Corbyn and Albanese hail from the hard left of their parties. They have often voted against the majority position at party conferences. They have sometimes put themselves at odds with the leadership of the party. They have been on the wrong side of policy debates. And they have been deemed too radical for voters.
Yet given Corbyn’s success in the British election last week — lifting Labour’s vote from 30.4 per cent to 40 per cent and gaining 30 seats — maybe Albanese is what Australian Labor needs to rebuild its flagging voter support.
Newspoll does show that, with preferences, Labor would win an election held today. But the two-party vote figure masks the real state of Labor today. Labor’s primary vote is a dismal 36 per cent. At the last election, just 34.7 per cent of voters opted for Labor. It has rarely been worse.
Voters don’t trust Bill Shorten. They don’t respect him. And they are not listening to him. His approval rating is a terrible 33 per cent. And he trails Malcolm Turnbull as preferred prime minister by 33-45 per cent. If Turnbull was not so unpopular himself, Shorten’s position would be untenable.
When many voters look at Albanese, they see a man with authenticity. What you see is what you get. He is blue-collar Labor. He is steeped in Labor values. He’s a fighter. It was the same things that many British voters saw in Corbyn.
Labor members want Albanese to lead their party. In the 2013 leadership contest, he won 60 per cent of the party membership vote but fell well short in the caucus component of the ballot.
As a result, Shorten won with 52 per cent of the combined vote. A danger for Albanese is that he lacks majority caucus support. Then again, many Labour MPs were arrayed against Corbyn.
Corbyn and Albanese are both anti-establishment and they have their own brand independent of their parties. Corbyn had a clear message: “For the many, not the few”. Labor’s manifesto promising to redistribute wealth, reregulate industry and re-nationalise the railways had appeal. It was class warfare warmed up for a new generation that sees a government that does not work for them.
Albanese is also a class warrior. If he led the Labor Party, the ideological battlelines with the Coalition would be clearer than they are under Shorten.
But Labour did not win the election. It fell well short. We may have reached peak-Corbyn. We might just have seen the electoral limits of a lurch to the left. It remains to be seen whether Corbyn can build a bigger coalition of support to win government.
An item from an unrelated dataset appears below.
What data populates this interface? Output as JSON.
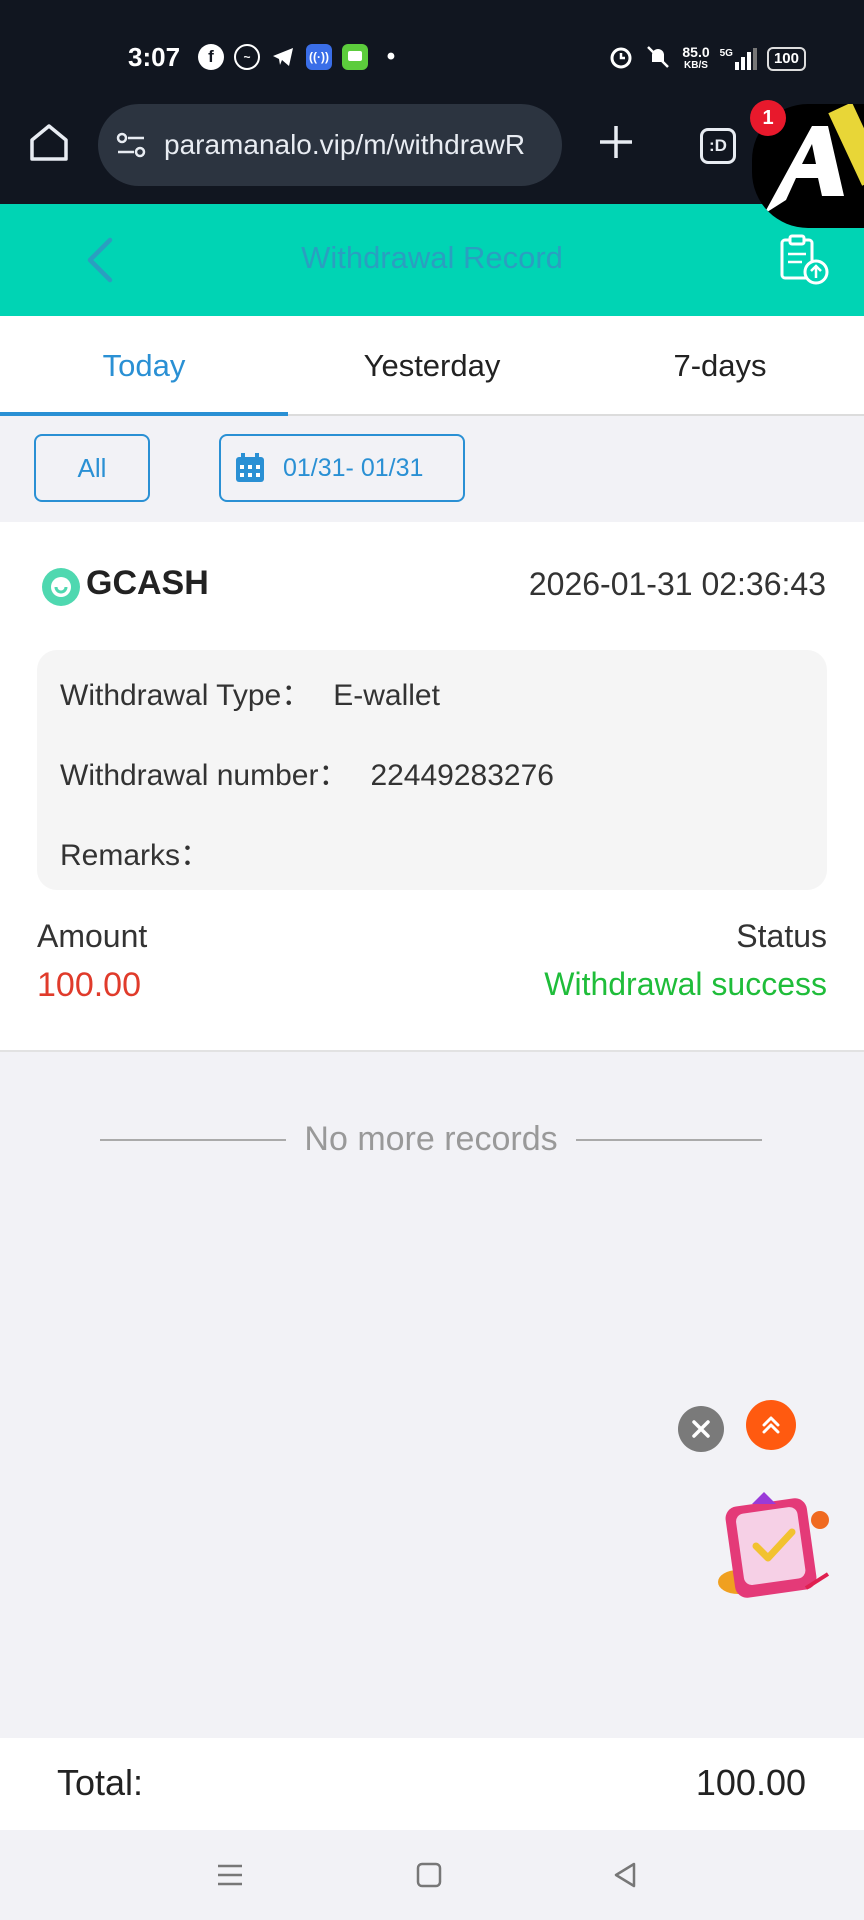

The same goes for Albanese: can he expand Labor’s support?
Albanese is not “ultra-left” but he is outside of the mainstream moderate tradition within Labor that ran from Gough Whitlam to Bob Hawke and Paul Keating. But so is Shorten. Would Albanese do better than Shorten?
At least voters would start to listen to Labor again. The party would have a leader with strong values, principles and ideas. It would have an authentic leader. And Albanese may capture the Zeitgeist of the times just like Bernie Sanders in the US and Corbyn in Britain.
An Albanese-led Labor Party may not win an election but at least the true believers will have someone worth fighting for.